No dia em que Sir Paul McCartney celebra 80 primaveras, William John Paul Gallagher, devoto da igreja dos Beatles e ícone por direito próprio, regressou a Portugal depois de uma longa ausência. O último concerto dos Oasis, a banda que formou (e dissolveu) com o irmão Noel, data de 2009, e nem a solo nem com a sua outra banda, os Beady Eye, o músico inglês voltou ao nosso país desde então. À sua frente, pelas sete da tarde, o homem que dispõe os seus motes de vida no fundo do palco - "rock 'n' roll" e o clube de futebol Manchester City - tinha uma imensa plateia. Quando o ecrã gigante o filmava de costas, ligeiramente inclinado sobre o suporte do microfone e com milhares de cabeças atentas no anfiteatro natural da Bela Vista, a imagem remetia para outros carnavais, nomeadamente os épicos espetáculos que os Oasis deram em Knebworth, Inglaterra, em 1996. Em 2022, é bom de ver, o contexto é outro. Liam Gallagher está no Rock in Rio a solo, com um punhado de canções dos Oasis e outro de temas a solo, retirados dos três álbuns que lançou entre 2017 e o passado mês de maio. Perante si, tem uma plateia volumosa, mas não necessariamente conhecedora de tudo o que tem feito. Nas primeiras filas, o entusiasmo dos fãs "de raiz" é vibrante. No resto do recinto, a multidão mantém-se atenta até ao final, mas é sobretudo com os dois últimos temas - o super-clássico 'Wonderwall' e 'Cigarettes and Alcohol', também dos Oasis - que a euforia se dá.
Imperturbável no seu estilo, com uma postura entre o desafio e as tentativas de comunicação, Liam Gallagher nem sempre se fez entender, mercê do cerrado sotaque de Manchester e de algumas referências menos óbvias. O futebol não podia, porém, ficar de fora: com o seu Manchester City a sagrar-se campeão da Liga Inglesa este ano, o cantor fez saber que adora os portugueses Bernardo Silva e Rúben Dias, este último "ainda mais, agora", atalhou, numa alusão à cabeçada que o pai deste futebolista deu a Noel Gallagher, o seu irmão e 'rival', nas festas do título.
Alternando entre as canções dos Oasis ('Hello' e 'Rock 'n' Roll Star' logo a abrir, 'Roll It Over' e 'Slide Away' mais adiante) e os temas da sua carreira a solo, Liam Gallagher ouviu, naturalmente, mais aplausos quando se debruçou sobre o legado da banda de "Definitely Maybe". Na verdade, e em termos sonoros, não existe uma diferença radical entre o que fez com os Oasis e o que tem criado em nome próprio, mas a safra dos primeiros simplesmente soa diferente.

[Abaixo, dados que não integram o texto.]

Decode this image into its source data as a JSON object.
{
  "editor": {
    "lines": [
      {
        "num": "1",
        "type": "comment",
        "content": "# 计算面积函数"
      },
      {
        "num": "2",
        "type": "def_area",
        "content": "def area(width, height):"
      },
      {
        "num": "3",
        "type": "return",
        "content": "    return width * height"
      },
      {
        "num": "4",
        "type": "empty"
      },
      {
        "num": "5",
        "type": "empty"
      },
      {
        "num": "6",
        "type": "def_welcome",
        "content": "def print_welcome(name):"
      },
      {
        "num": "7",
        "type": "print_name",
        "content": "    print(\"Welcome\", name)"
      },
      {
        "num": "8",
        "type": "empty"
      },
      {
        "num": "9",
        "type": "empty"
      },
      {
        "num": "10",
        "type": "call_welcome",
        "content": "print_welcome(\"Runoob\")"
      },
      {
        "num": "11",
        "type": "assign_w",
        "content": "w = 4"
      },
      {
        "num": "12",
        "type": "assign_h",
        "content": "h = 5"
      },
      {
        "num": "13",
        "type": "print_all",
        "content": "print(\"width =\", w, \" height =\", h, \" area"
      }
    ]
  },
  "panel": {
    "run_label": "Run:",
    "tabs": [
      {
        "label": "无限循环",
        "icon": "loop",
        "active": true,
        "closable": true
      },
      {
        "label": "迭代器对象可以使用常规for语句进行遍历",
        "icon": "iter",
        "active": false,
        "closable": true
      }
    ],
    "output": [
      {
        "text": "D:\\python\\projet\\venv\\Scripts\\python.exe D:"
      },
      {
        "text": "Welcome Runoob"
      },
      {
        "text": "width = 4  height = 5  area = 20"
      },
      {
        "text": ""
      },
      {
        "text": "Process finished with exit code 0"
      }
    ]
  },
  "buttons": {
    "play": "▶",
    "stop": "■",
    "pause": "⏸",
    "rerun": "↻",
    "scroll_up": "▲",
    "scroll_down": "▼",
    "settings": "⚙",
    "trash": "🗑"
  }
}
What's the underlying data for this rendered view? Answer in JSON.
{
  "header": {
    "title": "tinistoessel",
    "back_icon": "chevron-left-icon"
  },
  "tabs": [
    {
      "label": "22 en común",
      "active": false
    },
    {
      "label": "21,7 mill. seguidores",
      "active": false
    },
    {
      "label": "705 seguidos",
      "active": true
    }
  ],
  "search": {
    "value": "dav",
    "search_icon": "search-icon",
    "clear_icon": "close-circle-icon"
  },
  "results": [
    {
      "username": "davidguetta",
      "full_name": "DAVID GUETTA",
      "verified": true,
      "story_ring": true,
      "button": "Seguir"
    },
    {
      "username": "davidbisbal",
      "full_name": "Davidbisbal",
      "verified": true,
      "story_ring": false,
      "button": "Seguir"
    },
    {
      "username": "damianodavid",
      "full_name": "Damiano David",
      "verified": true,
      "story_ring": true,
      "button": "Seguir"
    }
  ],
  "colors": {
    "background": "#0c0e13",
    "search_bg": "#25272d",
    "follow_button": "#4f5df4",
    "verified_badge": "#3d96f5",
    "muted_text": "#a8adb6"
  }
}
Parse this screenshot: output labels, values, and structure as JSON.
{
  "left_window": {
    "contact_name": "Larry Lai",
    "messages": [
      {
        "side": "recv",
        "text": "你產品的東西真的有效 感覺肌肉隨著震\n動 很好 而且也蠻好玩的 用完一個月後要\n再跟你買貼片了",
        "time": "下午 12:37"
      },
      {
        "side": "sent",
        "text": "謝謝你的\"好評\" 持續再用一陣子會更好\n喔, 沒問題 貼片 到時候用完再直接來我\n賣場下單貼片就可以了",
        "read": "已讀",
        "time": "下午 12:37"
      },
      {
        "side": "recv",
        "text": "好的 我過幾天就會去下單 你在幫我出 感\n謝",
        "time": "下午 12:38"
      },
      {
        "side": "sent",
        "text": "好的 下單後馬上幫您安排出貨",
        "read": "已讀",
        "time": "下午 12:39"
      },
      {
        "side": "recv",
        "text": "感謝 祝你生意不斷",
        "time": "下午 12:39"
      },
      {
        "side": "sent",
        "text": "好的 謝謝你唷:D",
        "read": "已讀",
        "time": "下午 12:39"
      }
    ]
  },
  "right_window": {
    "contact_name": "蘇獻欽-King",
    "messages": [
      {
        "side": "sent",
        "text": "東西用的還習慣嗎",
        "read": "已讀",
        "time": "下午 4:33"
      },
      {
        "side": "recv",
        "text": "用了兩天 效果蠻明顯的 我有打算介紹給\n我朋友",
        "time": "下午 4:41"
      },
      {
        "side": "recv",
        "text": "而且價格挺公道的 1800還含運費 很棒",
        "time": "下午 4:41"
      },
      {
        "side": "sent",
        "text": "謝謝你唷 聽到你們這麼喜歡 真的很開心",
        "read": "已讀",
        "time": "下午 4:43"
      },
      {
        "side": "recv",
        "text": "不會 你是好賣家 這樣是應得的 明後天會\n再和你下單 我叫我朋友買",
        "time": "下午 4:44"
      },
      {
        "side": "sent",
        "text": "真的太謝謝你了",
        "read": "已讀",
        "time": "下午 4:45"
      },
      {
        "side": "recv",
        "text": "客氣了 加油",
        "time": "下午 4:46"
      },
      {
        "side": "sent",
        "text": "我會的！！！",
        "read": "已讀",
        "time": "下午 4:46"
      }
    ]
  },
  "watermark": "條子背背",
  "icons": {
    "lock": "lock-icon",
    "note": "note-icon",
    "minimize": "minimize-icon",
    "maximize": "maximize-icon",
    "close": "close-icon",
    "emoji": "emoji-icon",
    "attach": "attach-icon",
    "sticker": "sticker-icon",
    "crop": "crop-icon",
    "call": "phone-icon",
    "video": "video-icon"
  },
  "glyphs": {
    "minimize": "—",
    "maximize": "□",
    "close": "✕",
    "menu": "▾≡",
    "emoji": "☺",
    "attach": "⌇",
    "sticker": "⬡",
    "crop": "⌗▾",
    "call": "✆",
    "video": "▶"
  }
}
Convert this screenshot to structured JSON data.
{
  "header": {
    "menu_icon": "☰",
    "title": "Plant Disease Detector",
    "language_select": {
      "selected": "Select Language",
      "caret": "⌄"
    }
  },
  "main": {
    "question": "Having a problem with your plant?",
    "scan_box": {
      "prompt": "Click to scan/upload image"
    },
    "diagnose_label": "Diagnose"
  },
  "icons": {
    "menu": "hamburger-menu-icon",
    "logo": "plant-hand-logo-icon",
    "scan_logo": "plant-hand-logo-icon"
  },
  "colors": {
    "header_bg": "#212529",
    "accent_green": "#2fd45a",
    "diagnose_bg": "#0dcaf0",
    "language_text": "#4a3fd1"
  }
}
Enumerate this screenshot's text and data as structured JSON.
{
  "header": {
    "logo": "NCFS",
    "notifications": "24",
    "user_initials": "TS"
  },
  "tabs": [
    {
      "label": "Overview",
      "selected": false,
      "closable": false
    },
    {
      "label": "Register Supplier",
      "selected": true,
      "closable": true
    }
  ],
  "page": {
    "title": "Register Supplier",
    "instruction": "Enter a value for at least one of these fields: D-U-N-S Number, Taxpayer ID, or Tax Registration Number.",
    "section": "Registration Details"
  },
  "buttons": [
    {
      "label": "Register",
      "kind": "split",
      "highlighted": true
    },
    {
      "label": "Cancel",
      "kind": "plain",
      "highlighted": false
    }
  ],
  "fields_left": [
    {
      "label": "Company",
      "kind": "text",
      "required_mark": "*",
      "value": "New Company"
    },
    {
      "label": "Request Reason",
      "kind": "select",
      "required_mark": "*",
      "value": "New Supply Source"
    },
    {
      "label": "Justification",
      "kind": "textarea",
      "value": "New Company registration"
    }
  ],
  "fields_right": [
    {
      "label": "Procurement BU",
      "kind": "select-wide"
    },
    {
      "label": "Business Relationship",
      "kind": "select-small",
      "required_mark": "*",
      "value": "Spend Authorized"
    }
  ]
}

Pode ser só o efeito da nostalgia a falar, já que algumas canções do mais recente "C'mon You Know", como 'Everything's Electric' ou 'More Power', esta em modo soul-gospel, soaram bem num final de tarde em que o sol espreitou por trás das nuvens com força suficiente para o artista, que por vezes abocanhava a pandeireta, reparar no calor dos seus raios.
Foi com a penúltima canção do alinhamento, porém, tocada "enquanto alguém já deve estar a olhar para o seu relogiozinho cheio de medo", que muitos terão dado por bem empregue o dinheiro do bilhete. O dito relógio marcava 19h52 quando 'Wonderwall' se ouviu no Parque da Bela Vista e Liam Gallagher adaptou a letra ao contexto ("there are many things that I would like to say to you but I don't speak Portuguese"), deixando o público entoar a plenos pulmões um daqueles refrões com lugar cativo na história do pop-rock. Já de carapuço da parkita enfiado, ainda ofereceu 'Cigarettes and Alcohol' à Bela Vista - e a pandeireta a um fã exultante - ,despedindo-se com um promissor "até breve".